Vorausgegangen war eine hitzige Diskussion über den Vorschlag, die patentkostenfreien Formate Ogg Theora (Video) und Ogg Vorbis (Audio) als Standardformate für die vorgesehenen video- und audio-Elemente in HTML-5-Browser einzubauen. Damit könnte man ohne die Installation proprietärer Plug-ins Multimediainhalte im Internet abspielen. Einige Firmen fürchteten beispielsweise das Risiko von "U-Boot-Patenten", andere befürworteten das deutlich effizientere H.264 (MPEG-4 AVC), das allerdings Lizenzkosten nach sich zieht. Die Standpunkte der Browser-Hersteller fasst Hickson folgendermaßen zusammen:

Apple lehnt es unter Hinweis auf mangelnde Hardware-Unterstützung und die unsichere Patentlage ab, Ogg Theora in das von Safari verwendete QuickTime einzubauen. Google habe zwar in seinen Browser Chrome H.264 und Theora eingebaut, doch liefere Ogg Theora noch nicht genug "Qualität pro Bit", wie es für Seiten für YouTube nötig sei. Außerdem sehe sich Google außerstande, die Chromium-Distributoren mit der H.264-Lizenz zu versorgen. Mozilla argumentiert ähnlich und setzt daher bei Firefox 3.5 auf Theora.

Opera weigert sich wegen der unerhört hohen Lizenzgebühren, H.264 zu integrieren. Microsoft habe nicht einmal mitgeteilt, ob das Unternehmen überhaupt gedenke, das video-Element zu unterstützen.

Ganz will Hickson den Gedanken an freie, von allen Browsern direkt unterstützte Medienformate aber nicht aufgeben und präsentierte zwei – sich gegenseitig ausschließende – Zukunftsszenarien: Wenn sich Ogg Theora weiter verbessere, Hardware das Format unterstütze und Google den Codec lange genug verteile, ohne verklagt zu werden, könnte sich Theora zum "De facto"-Webstandard entwickeln. Für H.264 sieht er Chancen, wenn die Patente für das Baseline-Profil auslaufen und somit zumindest die einfachste Inkarnation des Codecs lizenzkostenfrei zur Verfügung stünde. Bisher weigern sich einige Patentinhaber, das H.264 Baseline Profile lizenzkostenfrei zur Verfügung zu stellen.

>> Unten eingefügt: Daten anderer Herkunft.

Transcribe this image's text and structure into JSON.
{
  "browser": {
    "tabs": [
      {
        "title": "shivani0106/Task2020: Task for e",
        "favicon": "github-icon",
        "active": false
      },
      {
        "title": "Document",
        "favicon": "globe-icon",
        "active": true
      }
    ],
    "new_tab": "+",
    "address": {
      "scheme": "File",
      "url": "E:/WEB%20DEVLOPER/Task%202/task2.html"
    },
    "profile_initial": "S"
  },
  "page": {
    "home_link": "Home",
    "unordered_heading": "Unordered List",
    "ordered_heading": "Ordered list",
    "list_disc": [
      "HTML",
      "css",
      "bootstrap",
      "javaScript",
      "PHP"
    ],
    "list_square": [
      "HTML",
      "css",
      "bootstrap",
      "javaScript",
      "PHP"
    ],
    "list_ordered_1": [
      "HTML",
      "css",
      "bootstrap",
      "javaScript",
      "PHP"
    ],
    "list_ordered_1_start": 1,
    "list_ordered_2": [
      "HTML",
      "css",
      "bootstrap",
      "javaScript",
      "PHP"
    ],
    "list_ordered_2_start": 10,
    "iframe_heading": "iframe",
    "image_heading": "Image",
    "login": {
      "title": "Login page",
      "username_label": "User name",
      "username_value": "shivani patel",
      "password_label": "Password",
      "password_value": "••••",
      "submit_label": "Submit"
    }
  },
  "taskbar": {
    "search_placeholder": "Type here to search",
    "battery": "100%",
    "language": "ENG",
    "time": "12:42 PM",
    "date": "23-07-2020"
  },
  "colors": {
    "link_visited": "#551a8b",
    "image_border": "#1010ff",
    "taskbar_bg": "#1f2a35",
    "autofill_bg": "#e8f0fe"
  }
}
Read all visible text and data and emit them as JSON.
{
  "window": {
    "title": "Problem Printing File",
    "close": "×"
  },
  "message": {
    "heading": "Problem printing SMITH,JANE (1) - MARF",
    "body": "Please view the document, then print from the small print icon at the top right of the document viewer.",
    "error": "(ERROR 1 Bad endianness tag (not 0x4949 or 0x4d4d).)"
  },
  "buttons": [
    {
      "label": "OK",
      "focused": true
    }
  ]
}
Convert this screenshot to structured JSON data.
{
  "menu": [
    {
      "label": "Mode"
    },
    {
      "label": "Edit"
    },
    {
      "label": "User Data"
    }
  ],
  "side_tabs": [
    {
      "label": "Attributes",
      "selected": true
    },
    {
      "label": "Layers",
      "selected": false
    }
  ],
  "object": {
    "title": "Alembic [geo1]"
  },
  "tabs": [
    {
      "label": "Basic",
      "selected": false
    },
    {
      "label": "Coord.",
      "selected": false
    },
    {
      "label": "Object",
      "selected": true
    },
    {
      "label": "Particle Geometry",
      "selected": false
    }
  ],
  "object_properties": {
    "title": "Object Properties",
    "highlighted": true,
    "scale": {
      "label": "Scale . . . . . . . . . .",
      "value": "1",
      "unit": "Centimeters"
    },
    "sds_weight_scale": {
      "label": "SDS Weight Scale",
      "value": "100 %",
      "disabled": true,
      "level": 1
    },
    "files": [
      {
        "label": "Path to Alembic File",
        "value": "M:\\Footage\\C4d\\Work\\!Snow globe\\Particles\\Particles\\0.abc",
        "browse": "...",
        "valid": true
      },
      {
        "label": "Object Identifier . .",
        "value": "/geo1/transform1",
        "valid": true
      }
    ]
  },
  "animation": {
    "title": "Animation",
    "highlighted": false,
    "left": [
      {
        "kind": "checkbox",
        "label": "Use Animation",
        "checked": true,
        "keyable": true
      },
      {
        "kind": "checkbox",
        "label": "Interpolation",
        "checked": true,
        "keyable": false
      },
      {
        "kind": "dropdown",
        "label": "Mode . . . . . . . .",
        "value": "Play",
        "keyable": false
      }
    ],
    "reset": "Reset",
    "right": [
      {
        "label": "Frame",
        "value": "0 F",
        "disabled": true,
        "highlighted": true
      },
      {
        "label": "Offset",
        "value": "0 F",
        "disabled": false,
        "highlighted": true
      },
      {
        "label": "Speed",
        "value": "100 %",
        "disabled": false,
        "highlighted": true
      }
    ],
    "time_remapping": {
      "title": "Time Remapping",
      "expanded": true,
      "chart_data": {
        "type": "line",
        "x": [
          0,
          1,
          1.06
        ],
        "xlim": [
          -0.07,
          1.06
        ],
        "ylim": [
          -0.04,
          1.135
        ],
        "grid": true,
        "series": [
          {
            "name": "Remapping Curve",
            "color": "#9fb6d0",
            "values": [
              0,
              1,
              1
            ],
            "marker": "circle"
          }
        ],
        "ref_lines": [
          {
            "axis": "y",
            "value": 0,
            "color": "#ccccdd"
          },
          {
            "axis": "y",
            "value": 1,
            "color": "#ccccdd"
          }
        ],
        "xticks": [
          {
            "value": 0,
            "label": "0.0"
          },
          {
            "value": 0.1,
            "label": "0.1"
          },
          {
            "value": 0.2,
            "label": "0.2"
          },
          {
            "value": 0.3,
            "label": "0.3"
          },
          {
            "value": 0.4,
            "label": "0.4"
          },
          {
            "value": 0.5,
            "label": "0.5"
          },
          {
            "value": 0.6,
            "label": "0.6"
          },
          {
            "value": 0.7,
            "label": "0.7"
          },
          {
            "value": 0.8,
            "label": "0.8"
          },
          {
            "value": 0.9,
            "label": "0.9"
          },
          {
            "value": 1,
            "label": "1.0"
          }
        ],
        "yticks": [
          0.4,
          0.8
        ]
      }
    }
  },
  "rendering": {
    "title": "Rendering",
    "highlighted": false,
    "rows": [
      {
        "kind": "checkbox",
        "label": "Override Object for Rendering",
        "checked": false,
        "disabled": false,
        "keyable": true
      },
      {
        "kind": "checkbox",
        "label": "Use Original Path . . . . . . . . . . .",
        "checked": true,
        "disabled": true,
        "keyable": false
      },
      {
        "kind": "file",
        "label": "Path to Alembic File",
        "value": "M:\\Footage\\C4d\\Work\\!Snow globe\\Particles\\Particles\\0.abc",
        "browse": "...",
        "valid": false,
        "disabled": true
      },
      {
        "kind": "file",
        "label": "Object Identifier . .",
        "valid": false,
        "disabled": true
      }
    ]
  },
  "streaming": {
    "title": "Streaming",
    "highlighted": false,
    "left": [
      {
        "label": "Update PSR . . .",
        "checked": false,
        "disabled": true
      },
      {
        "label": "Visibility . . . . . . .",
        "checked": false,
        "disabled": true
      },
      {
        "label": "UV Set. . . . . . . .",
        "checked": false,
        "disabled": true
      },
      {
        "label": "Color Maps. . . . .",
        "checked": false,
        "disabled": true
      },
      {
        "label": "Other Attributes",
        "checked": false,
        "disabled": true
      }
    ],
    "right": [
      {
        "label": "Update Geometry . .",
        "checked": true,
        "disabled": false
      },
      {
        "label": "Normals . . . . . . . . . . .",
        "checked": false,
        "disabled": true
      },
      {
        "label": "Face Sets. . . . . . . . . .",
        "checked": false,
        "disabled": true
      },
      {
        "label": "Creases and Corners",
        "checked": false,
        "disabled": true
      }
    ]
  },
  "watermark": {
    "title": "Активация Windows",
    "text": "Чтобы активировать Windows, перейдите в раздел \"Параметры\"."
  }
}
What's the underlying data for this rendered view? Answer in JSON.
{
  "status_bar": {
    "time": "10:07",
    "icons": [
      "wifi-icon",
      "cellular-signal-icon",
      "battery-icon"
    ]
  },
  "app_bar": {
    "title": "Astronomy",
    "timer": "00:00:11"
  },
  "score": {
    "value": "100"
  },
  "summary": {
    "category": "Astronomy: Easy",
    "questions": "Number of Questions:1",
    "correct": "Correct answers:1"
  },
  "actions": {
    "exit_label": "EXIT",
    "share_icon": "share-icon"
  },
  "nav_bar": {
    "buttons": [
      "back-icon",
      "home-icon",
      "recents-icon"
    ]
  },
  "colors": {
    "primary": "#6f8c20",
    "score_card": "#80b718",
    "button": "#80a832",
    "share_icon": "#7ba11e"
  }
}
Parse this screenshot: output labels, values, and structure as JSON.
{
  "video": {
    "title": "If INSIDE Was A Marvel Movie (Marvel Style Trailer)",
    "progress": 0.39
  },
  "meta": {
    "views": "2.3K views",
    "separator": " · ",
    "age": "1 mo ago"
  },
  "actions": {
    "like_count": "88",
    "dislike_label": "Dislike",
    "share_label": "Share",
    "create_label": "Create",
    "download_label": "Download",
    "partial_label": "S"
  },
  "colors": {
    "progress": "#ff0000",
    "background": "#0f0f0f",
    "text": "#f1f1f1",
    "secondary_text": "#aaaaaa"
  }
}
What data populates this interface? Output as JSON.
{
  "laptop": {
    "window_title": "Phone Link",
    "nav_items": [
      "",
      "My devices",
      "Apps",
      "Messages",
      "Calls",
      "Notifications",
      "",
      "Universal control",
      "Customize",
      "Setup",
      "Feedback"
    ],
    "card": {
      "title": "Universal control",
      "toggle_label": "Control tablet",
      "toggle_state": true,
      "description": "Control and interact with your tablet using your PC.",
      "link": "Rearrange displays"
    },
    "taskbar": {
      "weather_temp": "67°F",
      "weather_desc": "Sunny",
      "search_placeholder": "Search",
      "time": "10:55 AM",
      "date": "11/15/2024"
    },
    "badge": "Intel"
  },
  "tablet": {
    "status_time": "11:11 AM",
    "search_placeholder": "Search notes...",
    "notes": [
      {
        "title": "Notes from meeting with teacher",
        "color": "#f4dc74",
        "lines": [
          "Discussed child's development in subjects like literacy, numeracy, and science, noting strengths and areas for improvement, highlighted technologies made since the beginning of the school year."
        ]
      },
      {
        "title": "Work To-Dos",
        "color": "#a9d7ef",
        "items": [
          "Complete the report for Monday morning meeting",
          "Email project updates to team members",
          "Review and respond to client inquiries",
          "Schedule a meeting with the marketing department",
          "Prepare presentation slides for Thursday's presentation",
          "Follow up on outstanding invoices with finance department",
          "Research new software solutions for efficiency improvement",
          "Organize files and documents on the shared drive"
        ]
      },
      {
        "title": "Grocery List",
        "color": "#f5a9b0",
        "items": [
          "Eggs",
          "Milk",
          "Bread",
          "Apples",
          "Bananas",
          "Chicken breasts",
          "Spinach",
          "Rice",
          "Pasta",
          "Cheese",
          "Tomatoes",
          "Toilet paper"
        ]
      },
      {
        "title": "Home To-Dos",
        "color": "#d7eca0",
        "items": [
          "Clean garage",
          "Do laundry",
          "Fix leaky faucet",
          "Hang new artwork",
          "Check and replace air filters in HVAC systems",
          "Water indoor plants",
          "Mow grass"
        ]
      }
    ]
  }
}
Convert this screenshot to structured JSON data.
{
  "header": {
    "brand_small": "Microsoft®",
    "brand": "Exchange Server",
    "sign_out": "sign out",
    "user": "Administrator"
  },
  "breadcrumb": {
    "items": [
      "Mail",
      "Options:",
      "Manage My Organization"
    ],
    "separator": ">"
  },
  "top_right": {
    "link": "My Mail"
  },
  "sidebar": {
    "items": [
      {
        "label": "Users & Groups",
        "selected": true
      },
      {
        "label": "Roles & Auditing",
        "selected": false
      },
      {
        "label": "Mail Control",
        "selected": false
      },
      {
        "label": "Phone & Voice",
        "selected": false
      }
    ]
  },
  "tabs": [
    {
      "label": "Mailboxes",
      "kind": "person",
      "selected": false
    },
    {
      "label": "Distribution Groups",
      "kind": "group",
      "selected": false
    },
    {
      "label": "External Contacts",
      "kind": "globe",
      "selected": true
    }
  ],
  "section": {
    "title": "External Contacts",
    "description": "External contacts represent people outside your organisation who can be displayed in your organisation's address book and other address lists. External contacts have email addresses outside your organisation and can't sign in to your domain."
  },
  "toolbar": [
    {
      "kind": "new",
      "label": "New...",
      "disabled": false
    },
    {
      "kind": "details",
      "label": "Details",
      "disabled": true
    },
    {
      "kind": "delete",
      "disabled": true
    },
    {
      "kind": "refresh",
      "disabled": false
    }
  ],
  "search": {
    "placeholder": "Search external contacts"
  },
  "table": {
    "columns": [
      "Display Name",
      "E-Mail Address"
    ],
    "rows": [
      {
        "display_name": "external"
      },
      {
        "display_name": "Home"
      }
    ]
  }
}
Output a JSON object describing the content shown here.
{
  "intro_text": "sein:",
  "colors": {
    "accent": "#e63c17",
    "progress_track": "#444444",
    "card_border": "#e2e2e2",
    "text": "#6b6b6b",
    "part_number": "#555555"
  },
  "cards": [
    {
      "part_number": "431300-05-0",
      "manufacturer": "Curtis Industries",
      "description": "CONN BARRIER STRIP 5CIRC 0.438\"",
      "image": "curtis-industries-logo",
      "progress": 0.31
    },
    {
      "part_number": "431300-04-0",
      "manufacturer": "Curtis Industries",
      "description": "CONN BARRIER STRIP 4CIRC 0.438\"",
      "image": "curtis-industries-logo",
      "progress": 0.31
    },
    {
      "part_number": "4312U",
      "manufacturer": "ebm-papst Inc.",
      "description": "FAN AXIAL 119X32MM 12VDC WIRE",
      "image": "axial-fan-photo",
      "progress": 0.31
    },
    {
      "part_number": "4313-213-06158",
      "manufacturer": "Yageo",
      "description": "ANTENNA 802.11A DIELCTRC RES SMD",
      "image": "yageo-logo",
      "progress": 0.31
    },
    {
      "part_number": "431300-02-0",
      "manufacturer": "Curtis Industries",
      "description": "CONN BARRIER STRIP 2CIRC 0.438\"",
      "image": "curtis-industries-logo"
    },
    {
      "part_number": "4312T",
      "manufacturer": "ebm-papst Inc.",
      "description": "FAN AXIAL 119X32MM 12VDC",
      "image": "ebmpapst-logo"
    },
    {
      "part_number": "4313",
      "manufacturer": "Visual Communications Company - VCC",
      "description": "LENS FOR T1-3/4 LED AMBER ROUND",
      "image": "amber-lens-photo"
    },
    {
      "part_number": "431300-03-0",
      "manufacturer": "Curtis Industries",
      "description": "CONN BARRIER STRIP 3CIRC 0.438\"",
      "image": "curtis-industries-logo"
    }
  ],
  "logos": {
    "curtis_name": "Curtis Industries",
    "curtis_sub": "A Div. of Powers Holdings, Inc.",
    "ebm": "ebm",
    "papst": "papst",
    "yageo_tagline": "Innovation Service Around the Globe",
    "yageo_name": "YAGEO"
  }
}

Tatsächlich ist H.264 schon auf dem besten Wege, weit über das Internet hinaus zum "De facto"-Standard für Video zu werden. Im Internet spielt beispielsweise der Flash Player seit Version 9 Update 3 H.264-Videos und auch Microsofts Silverlight 3 unterstützt den Codec.

Für Audio sieht Hickson die Lage nicht so dramatisch. Hier gäbe es neben Ogg Vorbis und MPEG-4 AAC deutlich mehr Optionen. Hinzu kommt, dass auch die Patente für den "De facto"-Webstandard MP3 in wenigen Jahren auslaufen. (vza)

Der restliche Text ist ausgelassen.